Here are some simply tips to help improve the quality AND quantity of your sleep: 

#1. Enforce a strict sleeping routine. Try going to bed at the same time every night, and have an alarm go off at the same time in the morning; ideally 7-8 hours later. If you’re getting less hours of sleep routinely, you can work your way up to 7-8, over time. If you find yourself getting carried away till it’s late and end up with only a few hours of sleep, try setting an alarm to REMIND you to go to bed. Through repetition, we can re-train the mind and body. And anytime you can stick to the routine even on the weekends, it will make a world of difference!

#2. Cut down on afternoon coffee. That coffee actually stays in our systems longer than we might think it does. Experts in the field recommend we stop caffeinated drinks by the middle of the afternoon, so that traces of it won’t keep us up later.

#3. Start dimming lights in your home & electronics, 2 hours before going to bed. The lower lights will signal the brain to start producing melatonin, a hormone that helps control sleep and wake cycles, and that melatonin will be carried by the circulatory system from the brain to all the areas of the body. That’s the signal that it’s time for sleep to come.

#4. If you like reading in bed before going to sleep, look for light bulbs that are made for nighttime; ideally red or orange, because they don’t use certain blue hues that keep the brain awake and alert.

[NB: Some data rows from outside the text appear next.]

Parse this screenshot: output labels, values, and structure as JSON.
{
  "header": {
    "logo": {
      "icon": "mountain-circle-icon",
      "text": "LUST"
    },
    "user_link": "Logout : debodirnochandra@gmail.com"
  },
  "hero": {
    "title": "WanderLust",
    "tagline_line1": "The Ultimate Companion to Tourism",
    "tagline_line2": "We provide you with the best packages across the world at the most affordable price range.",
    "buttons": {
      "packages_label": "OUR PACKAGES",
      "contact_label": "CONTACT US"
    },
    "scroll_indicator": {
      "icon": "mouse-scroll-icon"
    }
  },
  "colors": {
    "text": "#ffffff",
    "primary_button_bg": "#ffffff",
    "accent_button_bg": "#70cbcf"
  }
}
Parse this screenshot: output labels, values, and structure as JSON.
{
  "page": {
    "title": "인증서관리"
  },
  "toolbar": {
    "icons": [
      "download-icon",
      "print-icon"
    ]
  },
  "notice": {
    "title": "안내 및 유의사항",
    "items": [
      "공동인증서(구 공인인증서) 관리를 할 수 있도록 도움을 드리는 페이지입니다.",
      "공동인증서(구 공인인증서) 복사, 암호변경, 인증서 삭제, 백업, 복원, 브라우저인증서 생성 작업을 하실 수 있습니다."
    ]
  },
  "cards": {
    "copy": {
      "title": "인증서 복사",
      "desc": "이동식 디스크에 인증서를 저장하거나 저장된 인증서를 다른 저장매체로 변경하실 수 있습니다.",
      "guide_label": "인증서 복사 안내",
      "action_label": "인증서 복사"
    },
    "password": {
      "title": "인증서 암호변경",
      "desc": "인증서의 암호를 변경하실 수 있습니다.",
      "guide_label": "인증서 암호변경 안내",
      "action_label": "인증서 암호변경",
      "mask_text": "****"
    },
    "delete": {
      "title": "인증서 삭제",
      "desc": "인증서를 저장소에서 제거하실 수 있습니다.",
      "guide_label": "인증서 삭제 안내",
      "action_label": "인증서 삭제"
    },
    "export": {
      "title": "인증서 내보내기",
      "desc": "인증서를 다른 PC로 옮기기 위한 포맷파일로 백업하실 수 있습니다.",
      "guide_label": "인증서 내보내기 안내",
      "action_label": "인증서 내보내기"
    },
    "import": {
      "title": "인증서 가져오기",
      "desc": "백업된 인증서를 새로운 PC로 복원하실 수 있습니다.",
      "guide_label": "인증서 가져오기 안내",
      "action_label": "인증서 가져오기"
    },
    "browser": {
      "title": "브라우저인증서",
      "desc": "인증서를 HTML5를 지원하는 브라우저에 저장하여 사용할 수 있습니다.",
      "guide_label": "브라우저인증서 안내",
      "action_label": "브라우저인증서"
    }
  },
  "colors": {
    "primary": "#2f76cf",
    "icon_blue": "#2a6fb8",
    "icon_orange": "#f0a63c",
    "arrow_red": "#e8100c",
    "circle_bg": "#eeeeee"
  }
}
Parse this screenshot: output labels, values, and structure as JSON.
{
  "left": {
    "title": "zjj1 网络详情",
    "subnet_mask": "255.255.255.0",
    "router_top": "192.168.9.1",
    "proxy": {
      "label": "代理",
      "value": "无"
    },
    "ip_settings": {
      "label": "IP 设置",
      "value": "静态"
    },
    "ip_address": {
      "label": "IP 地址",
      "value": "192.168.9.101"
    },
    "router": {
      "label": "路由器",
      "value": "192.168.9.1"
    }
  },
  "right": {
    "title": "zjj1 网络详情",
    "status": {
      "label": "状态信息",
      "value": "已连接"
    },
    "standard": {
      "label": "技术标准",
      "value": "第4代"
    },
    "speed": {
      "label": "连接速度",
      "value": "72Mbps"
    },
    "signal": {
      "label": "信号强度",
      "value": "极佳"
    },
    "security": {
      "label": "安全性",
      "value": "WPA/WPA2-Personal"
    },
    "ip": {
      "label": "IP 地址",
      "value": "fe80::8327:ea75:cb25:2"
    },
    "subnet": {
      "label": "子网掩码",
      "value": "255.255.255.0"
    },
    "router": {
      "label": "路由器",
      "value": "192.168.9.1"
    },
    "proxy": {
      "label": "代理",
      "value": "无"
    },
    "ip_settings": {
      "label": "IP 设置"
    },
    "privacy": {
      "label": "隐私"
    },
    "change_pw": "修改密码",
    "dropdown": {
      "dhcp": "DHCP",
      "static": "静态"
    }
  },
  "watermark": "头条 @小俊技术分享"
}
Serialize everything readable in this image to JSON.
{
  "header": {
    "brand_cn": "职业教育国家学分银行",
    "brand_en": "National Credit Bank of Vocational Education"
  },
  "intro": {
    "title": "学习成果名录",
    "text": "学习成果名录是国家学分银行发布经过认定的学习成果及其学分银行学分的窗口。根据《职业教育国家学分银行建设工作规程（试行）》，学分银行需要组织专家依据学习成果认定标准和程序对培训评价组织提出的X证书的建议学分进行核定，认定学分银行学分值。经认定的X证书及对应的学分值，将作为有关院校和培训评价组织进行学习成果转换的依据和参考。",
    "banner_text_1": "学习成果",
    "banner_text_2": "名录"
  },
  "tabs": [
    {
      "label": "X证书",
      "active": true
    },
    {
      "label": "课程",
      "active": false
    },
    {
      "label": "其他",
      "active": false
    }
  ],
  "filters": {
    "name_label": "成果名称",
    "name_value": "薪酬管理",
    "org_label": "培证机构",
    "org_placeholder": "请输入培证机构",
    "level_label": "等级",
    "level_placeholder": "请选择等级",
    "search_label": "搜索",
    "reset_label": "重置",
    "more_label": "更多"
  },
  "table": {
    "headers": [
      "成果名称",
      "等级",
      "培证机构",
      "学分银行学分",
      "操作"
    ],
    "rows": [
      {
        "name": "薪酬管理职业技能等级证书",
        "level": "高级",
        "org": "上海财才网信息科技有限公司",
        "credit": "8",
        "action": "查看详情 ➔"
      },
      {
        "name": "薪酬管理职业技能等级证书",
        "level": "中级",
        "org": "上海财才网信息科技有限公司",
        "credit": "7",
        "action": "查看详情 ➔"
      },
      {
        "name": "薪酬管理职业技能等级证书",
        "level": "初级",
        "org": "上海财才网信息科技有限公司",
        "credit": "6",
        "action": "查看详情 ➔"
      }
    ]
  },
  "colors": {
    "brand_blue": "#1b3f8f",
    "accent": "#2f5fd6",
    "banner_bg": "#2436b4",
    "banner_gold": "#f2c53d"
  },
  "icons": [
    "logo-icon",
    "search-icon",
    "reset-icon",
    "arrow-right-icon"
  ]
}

#5. Make the room as dark as possible and flip your cell phone upside down so the sleeping pattern doesn’t get interrupted every time it lights up throughout the night.

#6. Make the room as quiet as it can be, and that means turning off the vibrate feature on the phone as well. Keep in mind that you may not want to make it TOO quiet, or you could get used to complete silence and anytime a pin drops somewhere, you’ll be woken up. Noise machines or apps can help with this.

#7.  Move the phone away from the bed. Any sleep caught between snoozes is poor-quality, because the REM sleep is disturbed and we’ll end up feeling groggier. If you generally like to snooze, just set the original alarm for a later time and by having it away from the bed, you’ll have to get up for it. Getting out of bed is usually half the battle.

#8. Set a lower room temperature. Temperatures that are too hot or too cold, will interfere with your sleep and it’s generally accepted that between 60 and 70 degrees Fahrenheit (15.5 - 21 °C) is the optimal temperature to sleep in.

#9. If you wake up at night to go to the restroom, consider a nightlight in the bathroom to avoid having to turn on the lights and triggering the brain to become active.

#10. It’s highly recommended to paint your bedroom a tranquil color. It could be a relaxing blue, lavender or pale-grey – it could be whatever color calms you. If you can, choose that - and go with a matte finish, not a glossy one.

If everything fails and you really can’t sleep, it’s better to get out of the bed than continue laying there and getting frustrated (which will wake you up more than put you back to sleep). You can get up, keep the lights as low as possible, and do only things that are still technically considered “relaxing”. When you get tired again, hop back in bed.

It’s important to know that you don’t have to live being exhausted, so if the quality of your sleep is poor for 2 months of more, see a doctor and get a check-in on your health.